South Coast leaders oppose splitting South Coast cities in congressional redistricting
The South Coast’s biggest cities, Fall River and New Bedford, fall into separate congressional districts under a proposal being considered at the statehouse. But many local leaders say the split will dilute the region’s political power and are fighting to change the plan.
Next Tuesday, the legislature’s Joint Committee on Redistricting will hold a virtual hearing on the proposed map. Anthony Sapienza, who heads the New Bedford economic Development Council, plans to testify against it.
“I was offended quite frankly. Shocked and offended,” said Sapienza of his initial reaction to the plan. “These are two old manufacturing cities that are making the transition to the new economy. It makes all kinds of sense for them to be aligned in the same congressional district.”
Grassroots activists say uniting the cities would give more voice to the South Coast’s growing immigrant population. “It’s a matter of demographics,” said Dax Crocker, of the Coalition for Social Justice. “Fall River and New Bedford are on the rise — immigrants from Brazil, immigrants from Guatemala, immigrants from Cape Verde. So taking away half of them is diluting the political power of people of color.”
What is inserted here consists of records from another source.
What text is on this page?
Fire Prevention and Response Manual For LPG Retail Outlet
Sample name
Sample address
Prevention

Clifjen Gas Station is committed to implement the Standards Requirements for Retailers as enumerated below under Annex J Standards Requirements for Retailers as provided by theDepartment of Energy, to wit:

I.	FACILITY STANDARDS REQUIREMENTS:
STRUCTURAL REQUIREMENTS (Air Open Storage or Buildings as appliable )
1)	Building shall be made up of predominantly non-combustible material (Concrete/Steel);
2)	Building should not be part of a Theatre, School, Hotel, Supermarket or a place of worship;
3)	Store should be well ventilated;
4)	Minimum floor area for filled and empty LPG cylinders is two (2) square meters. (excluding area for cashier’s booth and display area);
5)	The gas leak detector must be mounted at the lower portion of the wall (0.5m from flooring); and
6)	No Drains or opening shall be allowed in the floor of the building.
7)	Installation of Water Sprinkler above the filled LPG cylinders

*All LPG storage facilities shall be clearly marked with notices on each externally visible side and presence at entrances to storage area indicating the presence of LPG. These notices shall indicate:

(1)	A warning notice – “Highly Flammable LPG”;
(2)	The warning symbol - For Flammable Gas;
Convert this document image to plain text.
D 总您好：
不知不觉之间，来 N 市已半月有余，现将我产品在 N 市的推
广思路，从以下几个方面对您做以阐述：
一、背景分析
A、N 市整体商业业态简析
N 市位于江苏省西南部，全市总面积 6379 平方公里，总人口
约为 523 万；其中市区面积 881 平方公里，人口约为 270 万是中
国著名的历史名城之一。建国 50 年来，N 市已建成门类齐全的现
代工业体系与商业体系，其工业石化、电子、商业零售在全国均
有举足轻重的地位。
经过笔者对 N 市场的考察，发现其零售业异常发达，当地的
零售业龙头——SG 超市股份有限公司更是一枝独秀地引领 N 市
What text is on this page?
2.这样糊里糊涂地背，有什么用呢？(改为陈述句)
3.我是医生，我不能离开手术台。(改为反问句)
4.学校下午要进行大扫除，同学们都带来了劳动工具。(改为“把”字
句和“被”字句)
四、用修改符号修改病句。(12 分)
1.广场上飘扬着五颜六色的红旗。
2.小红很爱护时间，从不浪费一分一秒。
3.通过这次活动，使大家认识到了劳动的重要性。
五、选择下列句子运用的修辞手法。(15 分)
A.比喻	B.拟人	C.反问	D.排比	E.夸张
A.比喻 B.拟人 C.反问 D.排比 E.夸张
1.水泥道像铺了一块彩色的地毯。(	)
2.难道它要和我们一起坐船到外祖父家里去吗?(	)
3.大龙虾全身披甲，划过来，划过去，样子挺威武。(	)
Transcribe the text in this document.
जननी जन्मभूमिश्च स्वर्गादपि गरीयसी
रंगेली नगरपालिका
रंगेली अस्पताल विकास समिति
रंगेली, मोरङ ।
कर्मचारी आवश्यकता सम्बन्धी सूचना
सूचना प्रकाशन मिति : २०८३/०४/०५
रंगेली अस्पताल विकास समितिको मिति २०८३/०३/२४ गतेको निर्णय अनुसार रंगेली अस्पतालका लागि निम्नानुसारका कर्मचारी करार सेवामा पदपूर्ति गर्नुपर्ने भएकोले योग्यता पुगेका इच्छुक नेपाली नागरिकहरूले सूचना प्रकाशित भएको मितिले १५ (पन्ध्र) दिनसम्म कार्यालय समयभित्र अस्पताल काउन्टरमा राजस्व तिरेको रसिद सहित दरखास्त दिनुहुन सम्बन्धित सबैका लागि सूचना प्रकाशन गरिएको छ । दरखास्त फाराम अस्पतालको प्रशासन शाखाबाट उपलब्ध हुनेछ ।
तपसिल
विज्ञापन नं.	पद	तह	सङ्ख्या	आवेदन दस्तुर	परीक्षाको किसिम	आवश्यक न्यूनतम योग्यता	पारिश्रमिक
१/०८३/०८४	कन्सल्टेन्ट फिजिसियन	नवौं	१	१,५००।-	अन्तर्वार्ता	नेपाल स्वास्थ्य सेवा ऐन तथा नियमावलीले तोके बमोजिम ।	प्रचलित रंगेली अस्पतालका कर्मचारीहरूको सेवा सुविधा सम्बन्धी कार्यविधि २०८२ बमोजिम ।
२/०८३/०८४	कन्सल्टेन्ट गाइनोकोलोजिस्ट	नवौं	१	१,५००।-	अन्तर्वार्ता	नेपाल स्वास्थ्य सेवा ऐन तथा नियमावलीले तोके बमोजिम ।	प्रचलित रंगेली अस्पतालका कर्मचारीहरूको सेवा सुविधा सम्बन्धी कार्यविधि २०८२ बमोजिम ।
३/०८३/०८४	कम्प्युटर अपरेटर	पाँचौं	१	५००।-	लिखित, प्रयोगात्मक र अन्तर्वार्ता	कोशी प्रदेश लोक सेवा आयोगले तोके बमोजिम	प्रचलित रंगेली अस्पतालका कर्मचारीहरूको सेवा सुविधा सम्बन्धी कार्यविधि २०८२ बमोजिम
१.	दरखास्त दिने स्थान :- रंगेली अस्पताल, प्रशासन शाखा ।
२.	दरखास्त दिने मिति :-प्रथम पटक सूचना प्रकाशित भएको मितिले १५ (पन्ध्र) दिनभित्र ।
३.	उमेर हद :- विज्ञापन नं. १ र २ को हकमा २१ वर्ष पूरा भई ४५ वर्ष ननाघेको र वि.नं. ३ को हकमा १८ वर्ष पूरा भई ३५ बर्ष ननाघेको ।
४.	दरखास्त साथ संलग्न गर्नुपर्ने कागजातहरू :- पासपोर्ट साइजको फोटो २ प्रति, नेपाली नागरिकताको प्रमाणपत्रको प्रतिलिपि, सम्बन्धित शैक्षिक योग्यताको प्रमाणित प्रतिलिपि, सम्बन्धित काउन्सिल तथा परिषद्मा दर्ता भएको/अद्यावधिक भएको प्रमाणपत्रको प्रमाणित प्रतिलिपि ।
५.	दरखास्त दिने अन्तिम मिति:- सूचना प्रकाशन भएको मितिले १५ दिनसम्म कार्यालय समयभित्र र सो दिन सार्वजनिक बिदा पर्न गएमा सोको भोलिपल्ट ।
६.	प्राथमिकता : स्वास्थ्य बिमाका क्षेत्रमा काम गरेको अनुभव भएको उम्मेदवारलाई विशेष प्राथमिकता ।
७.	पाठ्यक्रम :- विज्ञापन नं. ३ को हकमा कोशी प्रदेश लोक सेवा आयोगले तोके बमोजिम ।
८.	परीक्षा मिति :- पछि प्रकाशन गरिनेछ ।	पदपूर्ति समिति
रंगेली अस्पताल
The proposed split has also been panned in public statements by local politicians. State Senator Mark Montigny of New Bedford said the two cities “share many common economic interests such as offshore wind, commuter rail, and advanced manufacturing. Simply put, our interests do not align with affluent Boston-area suburbs or the South Shore.”
Currently, parts of Fall River share a congressional district with wealthier Boston suburbs, including Newton and Brookline.
New Bedford Mayor Jon Mitchell, Congressman Bill Keating and former Congressman Joe Kennedy III have also issued statements opposing the proposed map.
Tuesday’s hearing is open to public comment for those who register in advance.
Crocker is hopeful the redistricting committee will unite Fall River and New Bedford before finalizing the congressional map for next decade. “I’m very hopeful and positive that they are negotiating in good faith and that they’re open to listening to the community.”